Former member of the Indian National Congress, member of parliament from Pune, and president of the Indian Olympic Association, Suresh Kalmadi spent nine months in prison after being charged with cheating, conspiracy and corruption in the award of 2010 Delhi Commonwealth Games related contracts.

Sukh Ram, former Telecom Minister during P V Narasimha Rao's government and Lok Sabha MP, was charged with corruption when the CBI in 1996 seized Rs 3.6 crores in cash concealed in bags and suitcases from his official residence. The cash was collected by him illegally in awarding a telecom contract. He was convicted and sentenced to three-year rigorous imprisonment by a Delhi court in 2002. The Supreme Court upheld the verdict on Nov 18, 2011 and Sukh Ram was sentenced to five years in jail.

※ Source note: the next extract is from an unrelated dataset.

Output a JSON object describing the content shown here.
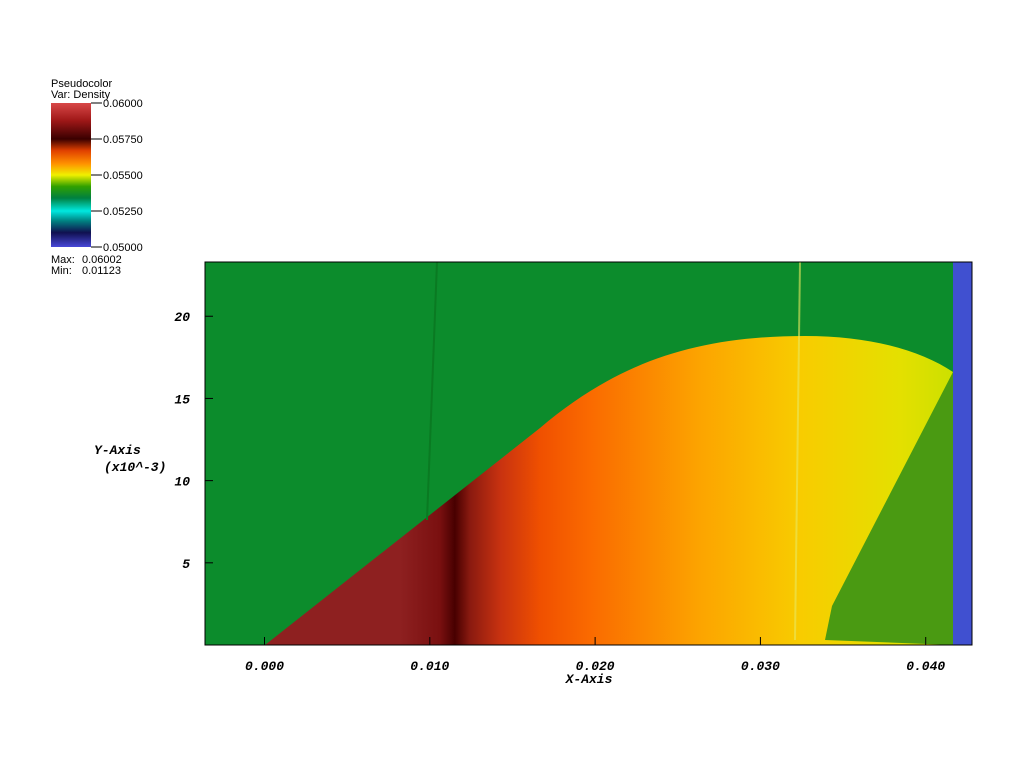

Former Punjab minister and Shiromani Gurdwara Parbandhak (Sikh temples management) Committee chief, Bibi Jagir Kaur, was charged with the abduction, forced abortion and mysterious death of her teenaged daughter Harpreet Kaur in 2000. She was acquitted of a murder charge in 2012, but was convicted and sentenced to five years rigorous imprisonment.

77-year-old seven-time MLA and veteran Kerala Congress (Pillai) leader R Balakrishna Pillai was sentenced to one-year rigorous imprisonment by the Supreme Court in a case of corruption in 2011, pertaining to awarding of a contract.

A Raja had to step down as telecom minister in November in 2010 following allegations of criminal misconduct and violation of policies, and that second generation spectrum was sold to mobile companies at below market prices causing huge losses to the government. He was arrested 2011 and had to spend over 15 months in Tihar Jail.

There was no political shielding by partisans, who were known to be deeply embarrassed. There was no attempt to conceal the crimes under a jumble of political statements.